Fair enough.
I may have understood your intention, based on the original post in your earlier topic.
I didn’t think you held either position.
For whatever reason, there are people who strongly believe that thumb/finger movement as a primary picking mechanic carries some uniquely special advantage over other joint motions (though they never explicitly state what that special advantage actually is). Some will even tell you that it’s an essential component of picking technique.
Recently a Pebber Brown video came up in my YouTube recommendations, where he was discussing “scalpel” and “sarod” picking.
After a backhanded compliment towards @Troy and a (ridiculous) criticism of Brazilian Jiu-Jitsu, Pebber goes on to say that without finger/thumb movement, you’re limited to “adjacent scale-tone soloing.” He ascribes thumb/finger movements to players who really do not (or did not) ever use it to support his argument.
I don’t want to single out Pebber here, there’s an enormous amount of misinformation out there, he was hardly the worst offender and likely mislead himself. Despite having said in interviews that his picking technique was inspired by sarod players, John McLaughlin’s technique isn’t anything like a sarod player or an oud player.
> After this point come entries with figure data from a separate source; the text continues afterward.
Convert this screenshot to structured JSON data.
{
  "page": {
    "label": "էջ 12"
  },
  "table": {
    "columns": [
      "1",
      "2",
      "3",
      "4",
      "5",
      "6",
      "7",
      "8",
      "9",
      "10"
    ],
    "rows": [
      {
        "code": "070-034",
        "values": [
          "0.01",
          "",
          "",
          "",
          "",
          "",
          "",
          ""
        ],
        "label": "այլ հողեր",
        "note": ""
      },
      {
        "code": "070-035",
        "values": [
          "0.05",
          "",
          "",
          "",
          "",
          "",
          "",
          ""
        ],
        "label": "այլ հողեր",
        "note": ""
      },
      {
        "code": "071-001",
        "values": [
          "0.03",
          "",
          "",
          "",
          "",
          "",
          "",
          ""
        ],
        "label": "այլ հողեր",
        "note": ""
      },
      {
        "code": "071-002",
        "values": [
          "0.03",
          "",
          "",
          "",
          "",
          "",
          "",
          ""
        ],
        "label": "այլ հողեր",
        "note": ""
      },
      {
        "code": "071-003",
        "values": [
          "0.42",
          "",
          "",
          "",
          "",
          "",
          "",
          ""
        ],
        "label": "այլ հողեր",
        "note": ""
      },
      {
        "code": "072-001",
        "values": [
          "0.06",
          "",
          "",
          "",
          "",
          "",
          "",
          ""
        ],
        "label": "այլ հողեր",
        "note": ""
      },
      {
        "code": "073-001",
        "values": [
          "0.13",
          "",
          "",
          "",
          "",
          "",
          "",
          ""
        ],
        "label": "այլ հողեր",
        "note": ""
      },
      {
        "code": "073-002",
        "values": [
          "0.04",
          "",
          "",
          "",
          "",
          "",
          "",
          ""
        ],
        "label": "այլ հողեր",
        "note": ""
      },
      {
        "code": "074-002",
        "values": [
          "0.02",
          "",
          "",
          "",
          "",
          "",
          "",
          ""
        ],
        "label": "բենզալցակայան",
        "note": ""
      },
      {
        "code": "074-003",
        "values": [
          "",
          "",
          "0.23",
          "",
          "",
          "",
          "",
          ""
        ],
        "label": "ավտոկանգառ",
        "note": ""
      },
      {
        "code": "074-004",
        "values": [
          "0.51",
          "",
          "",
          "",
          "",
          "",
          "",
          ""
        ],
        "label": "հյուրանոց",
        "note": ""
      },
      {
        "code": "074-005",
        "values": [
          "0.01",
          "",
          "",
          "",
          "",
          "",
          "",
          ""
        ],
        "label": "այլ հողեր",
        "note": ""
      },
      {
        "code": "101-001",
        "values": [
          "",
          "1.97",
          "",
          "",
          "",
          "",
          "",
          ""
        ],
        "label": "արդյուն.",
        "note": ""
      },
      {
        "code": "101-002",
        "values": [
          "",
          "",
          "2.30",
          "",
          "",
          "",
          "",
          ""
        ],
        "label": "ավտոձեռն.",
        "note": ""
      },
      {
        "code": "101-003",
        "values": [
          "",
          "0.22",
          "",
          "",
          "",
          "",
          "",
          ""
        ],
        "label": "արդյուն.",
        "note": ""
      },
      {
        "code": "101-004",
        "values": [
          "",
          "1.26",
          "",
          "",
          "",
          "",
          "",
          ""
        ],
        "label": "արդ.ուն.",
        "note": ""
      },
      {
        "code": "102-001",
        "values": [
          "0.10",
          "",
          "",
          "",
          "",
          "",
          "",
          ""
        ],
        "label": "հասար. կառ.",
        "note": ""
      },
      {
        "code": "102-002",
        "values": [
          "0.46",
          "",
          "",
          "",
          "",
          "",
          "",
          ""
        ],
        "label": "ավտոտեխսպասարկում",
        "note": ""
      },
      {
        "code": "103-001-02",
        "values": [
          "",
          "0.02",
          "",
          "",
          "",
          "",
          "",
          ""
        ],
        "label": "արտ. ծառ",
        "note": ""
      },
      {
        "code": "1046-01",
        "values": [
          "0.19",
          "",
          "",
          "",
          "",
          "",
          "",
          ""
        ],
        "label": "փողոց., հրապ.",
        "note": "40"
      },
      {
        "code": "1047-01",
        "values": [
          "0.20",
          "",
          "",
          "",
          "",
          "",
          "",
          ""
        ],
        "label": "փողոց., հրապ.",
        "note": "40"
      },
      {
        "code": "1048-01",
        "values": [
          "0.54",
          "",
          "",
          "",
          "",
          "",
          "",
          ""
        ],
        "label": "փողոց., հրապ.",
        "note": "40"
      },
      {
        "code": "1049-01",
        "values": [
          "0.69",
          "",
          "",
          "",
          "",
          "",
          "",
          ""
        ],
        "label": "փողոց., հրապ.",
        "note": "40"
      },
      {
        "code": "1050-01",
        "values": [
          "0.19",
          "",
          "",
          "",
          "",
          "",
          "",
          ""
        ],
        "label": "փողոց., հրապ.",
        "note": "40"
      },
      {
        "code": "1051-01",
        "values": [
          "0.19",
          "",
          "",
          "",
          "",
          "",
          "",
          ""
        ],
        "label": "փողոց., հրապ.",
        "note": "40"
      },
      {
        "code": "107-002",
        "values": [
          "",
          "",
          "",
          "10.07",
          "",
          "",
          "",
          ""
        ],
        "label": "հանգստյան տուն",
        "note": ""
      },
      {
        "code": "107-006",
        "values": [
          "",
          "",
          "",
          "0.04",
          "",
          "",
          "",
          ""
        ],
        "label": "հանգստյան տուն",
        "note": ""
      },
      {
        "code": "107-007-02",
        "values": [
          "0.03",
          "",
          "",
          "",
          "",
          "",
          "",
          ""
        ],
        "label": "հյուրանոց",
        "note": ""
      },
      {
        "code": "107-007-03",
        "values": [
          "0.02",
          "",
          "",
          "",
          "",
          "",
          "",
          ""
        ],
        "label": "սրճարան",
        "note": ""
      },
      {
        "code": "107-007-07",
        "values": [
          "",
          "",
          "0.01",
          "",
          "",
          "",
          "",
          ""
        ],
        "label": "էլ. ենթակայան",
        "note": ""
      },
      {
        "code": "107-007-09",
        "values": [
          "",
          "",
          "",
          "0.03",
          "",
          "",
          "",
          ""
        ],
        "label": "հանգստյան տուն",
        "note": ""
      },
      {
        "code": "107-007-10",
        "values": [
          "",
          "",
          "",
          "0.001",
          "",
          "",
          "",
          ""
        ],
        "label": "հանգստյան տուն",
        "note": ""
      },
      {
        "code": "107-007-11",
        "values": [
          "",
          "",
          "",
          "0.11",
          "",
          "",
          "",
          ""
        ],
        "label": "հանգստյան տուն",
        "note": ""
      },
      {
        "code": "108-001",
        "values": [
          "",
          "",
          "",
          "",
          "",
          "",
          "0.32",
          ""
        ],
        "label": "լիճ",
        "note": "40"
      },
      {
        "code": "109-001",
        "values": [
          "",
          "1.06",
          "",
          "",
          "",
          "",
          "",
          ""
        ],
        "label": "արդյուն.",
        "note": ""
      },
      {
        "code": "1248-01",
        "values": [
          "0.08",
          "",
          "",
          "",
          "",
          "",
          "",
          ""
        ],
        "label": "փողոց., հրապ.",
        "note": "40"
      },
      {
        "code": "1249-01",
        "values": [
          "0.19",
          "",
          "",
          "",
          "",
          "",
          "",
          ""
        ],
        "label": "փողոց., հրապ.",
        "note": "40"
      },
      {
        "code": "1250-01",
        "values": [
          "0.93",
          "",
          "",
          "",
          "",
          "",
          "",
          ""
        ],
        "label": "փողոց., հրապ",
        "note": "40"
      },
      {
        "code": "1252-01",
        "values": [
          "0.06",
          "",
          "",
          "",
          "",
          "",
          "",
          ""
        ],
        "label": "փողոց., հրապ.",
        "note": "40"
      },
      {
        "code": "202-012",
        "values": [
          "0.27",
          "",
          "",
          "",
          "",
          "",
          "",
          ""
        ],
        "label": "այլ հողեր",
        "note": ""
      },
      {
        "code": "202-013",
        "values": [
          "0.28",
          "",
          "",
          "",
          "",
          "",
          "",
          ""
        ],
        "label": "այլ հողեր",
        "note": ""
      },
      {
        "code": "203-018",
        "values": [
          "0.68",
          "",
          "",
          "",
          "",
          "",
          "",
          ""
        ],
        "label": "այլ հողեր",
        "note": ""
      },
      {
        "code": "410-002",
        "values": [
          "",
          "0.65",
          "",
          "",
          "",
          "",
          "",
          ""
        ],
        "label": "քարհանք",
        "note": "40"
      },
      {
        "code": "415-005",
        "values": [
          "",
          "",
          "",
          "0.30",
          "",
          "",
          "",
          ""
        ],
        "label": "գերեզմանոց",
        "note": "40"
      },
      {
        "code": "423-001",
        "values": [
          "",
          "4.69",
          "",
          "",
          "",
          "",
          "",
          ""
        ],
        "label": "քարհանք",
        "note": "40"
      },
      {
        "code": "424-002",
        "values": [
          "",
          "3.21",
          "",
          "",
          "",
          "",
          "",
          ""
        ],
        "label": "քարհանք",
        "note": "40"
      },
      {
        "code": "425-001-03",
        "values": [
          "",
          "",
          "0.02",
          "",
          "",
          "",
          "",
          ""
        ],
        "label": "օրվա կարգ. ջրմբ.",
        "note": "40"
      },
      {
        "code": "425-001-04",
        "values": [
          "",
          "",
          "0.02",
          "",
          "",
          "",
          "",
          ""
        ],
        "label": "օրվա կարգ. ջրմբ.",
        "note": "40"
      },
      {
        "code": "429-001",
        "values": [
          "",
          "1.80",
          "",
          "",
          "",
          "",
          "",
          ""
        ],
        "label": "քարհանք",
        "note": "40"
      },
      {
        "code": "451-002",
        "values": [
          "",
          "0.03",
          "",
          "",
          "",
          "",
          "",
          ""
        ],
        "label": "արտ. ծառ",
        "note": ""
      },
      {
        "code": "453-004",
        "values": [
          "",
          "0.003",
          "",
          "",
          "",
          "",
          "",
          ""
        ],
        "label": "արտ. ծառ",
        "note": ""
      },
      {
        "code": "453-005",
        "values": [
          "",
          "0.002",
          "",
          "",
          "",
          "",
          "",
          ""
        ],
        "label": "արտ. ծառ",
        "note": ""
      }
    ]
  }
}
Typically, neither sarod nor oud technique makes use of the thumb/finger movement that Pebber describes. Both sarod and oud are typically USX wrist/foream mechanics from a flexed wrist position, most similar to gypsy technique.
It’s difficult to have any meaningful conversation about the role of thumb/finger movement in picking technique without getting derailed by this type of misinformation. Whether we call it “circle” picking or “scalpel” picking or whatever else, we’re going to have to free ourselves from this type of misinformation if we hope to develop a genuine understanding of thumb/finger mechanics.
Worse still, in some discussions thumb/finger movement almost becomes “the God of the gaps,” an almost supernatural unseen force that accounts for everything we don’t yet fully understand without explanation. I don’t want to leave those gaps.
This has become a particular bugbear of mine in the last twenty years of posting on guitar forums, and my rant here is probably an overreaction.
It’s worth mentioning too that the volcano 6-note pattern is an efficient digital cycle, as I’ve defined it previously on the forum.
That’s totally understandable. Also (and not saying you implied it), “it’ll never work” is not a fair summary of my current position, and it was most certainly not my first resort.
I’m not any kind of authority on drumming technique, but my father is an excellent drummer and I’ve been watching him play my entire life. It’s really something to see this double-stroke mechanic and Moeller trips/quads being executed.
I think the natural compatibility between the movements is very interesting. From an American grip, the first hit is like the dart-thrower downstroke. The fingers naturally open during ulnar flexion to relieve the stretch on the extensors (like when dribbling a basketball), and the fast flexion of the fingers naturally assist the return to radial extension. The dart-thrower muscles (flexor carpi ulnaris and extensor carpis radialis and brevis) also have secondary function in elbow flexion. All of the joint movements seem to work synergistically in a manner determined by the functions of the muscles involved.
I often include a hybrid picked note with the middle finger after an upstroke when playing with the Shawn Lane style dart-thrower movement. This feels very comfortable and easy to do. I think there’s some similarly with the wrist/elbow plus finger action of the double-stroke.